Wednesday, December 21, 2016

Q&A with Gretchen Woelfle

Q: How did you come up with the idea for Answering the Cry for Freedom, and how did you pick the 13 people you profile in the book?

A: Research can be a gift that keeps on giving. Delving into one subject often reveals all sorts of possibilities to me. One book can lead to another. That happened with Answering the Cry for Freedom: Stories of African Americans and the American Revolution.

My last book, Mumbet’s Declaration of Independence, tells the story of Elizabeth “Mumbet” Freeman, an illiterate Massachusetts slave who sued her owner to gain her freedom in 1781. Her successful suit led to the abolition of slavery in the state in 1783.

Researching African American Revolutionary era history for Mumbet, I found more people with amazing life stories. Some of these men and women I knew about. Others were unknown to me.

Why not put them all into one book – the known and the unknown? It seemed like a good idea at the time.  After seven years of research, writing, and revising I still think it was a good idea.

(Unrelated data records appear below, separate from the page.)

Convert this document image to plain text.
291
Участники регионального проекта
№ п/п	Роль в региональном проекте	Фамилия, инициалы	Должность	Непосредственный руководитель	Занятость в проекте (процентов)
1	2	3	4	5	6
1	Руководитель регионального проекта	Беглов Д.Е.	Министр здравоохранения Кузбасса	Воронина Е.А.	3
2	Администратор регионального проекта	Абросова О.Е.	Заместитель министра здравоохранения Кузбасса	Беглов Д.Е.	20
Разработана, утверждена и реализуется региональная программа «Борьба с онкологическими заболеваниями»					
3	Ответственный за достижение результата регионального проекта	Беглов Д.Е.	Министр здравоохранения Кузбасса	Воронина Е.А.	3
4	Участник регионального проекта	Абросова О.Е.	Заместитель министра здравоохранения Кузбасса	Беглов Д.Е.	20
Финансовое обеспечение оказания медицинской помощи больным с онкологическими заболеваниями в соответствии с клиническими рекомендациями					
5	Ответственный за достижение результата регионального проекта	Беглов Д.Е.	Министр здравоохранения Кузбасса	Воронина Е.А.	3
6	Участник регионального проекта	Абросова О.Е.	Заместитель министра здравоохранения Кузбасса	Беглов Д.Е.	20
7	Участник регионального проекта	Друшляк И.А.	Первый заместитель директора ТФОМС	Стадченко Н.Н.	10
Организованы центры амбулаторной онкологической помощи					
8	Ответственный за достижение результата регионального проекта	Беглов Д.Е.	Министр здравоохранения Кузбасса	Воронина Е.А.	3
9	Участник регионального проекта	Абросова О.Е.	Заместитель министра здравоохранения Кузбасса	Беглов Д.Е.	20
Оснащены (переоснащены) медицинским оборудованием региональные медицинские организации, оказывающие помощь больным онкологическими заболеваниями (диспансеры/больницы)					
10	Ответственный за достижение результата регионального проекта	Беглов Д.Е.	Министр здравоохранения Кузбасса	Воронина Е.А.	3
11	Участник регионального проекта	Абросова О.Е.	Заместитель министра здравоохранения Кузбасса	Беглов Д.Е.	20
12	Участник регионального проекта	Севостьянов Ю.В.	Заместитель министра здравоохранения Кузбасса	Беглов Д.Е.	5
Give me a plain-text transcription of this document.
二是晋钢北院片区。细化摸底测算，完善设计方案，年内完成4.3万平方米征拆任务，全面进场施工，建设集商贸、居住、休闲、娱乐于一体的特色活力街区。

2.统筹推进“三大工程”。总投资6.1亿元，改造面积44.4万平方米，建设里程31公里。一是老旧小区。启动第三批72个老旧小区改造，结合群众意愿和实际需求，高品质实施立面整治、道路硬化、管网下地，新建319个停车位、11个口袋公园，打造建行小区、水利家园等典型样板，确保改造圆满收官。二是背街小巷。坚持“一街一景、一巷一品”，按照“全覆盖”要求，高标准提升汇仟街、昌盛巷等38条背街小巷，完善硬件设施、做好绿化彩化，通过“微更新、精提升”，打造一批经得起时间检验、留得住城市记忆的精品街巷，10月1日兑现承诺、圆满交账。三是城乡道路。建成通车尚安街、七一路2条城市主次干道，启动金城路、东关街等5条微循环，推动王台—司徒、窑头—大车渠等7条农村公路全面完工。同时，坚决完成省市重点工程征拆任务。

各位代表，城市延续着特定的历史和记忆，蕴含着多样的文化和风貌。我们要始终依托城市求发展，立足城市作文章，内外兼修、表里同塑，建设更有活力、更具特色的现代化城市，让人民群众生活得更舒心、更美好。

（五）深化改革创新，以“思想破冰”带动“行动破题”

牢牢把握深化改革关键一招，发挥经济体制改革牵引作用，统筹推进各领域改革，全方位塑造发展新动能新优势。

In the middle of those seven years, I wasn’t always so sure!

I chose to write about 13 men and women: enslaved and free, northern and southern, Patriot and Loyalist. My final choices were based on three criteria: they lived in the Revolutionary era, they were motivated by a quest for freedom and equality, and I could find enough historical evidence to tell a good story.

Some of these men and women changed history. Others were known only to their family and neighbors.

Q: What were some of the ways the people you write about "answered the cry for freedom" during and after the Revolutionary War?

A: African Americans fought a parallel battle during the American Revolution. They supported either independence or British rule, but they also fought for their own freedom from slavery.

Elementary and secondary history classes don’t reveal how the British freed Patriot slaves who escaped to them during the war. Twenty thousand men, women, and children answered that cry for freedom.

Others joined the American Continental Army, hoping their service would bring them freedom. Sometimes it did, sometimes it didn’t. Some made agreements with their owners to earn money in their free time to buy their freedom. And many escaped to northern states, taking a chance that slave catchers wouldn’t find them.

But freedom from slavery was just the beginning. African Americans wanted equality, and began to take political action and form independent churches to further their cause.

Q: Your first chapter deals with Boston King. Why did you choose to begin with him, and what does his story say about African American life at the time of the Revolutionary War?

A: The book is organized into four parts. The first part presents the lives of three men who saw action on the battlefields. Agrippa Hull and James Armistead Lafayette fought with the Americans, and Boston King fought with the British. I wanted to present a story about the British emancipation right up front. So Boston King came first.

Q: The last person you look at is Jarena Lee. Why did you end with her, and what do you see as her legacy?

A: I had chosen a dozen subjects for the book. Then I discovered Jarena Lee and I couldn’t leave her out.

First, she lived such an extraordinary life – traveling thousands of miles for three decades through the barely settled northern United States, fighting against sexist opposition, fulfilling her dream of preaching the gospel, and proving that women could succeed in a profession that men tried to deny them.

Second, Lee’s story is unknown to young people. She is the youngest of my subjects and lived to see the early years of the women’s rights movement.  

Q: What are you working on now?

A: I’m working on more biographies of little-known people. There are so many wonderful stories out there that have not been written for children.

Q: Anything else we should know?

A: I’m thrilled to bits about Greg Christie’s stunning cover and illustrations for the book. I’ve long admired his work and feel privileged to work with him on Answering the Cry for Freedom.

Early in the research phase, I took a field trip from Virginia to Philadelphia; western Massachusetts; Boston; Portsmouth, New Hampshire; and Shelburne, Nova Scotia to visit the places my 13 subjects lived. Stepping into the landscapes and homes, walking the streets of plantations, towns, and cities, I got a clearer sense of the lives my heroes lived.

I hope that Answering the Cry for Freedom will encourage readers to look for more untold stories. History is full of them, but so are our own families and communities. Everyone has a story to tell.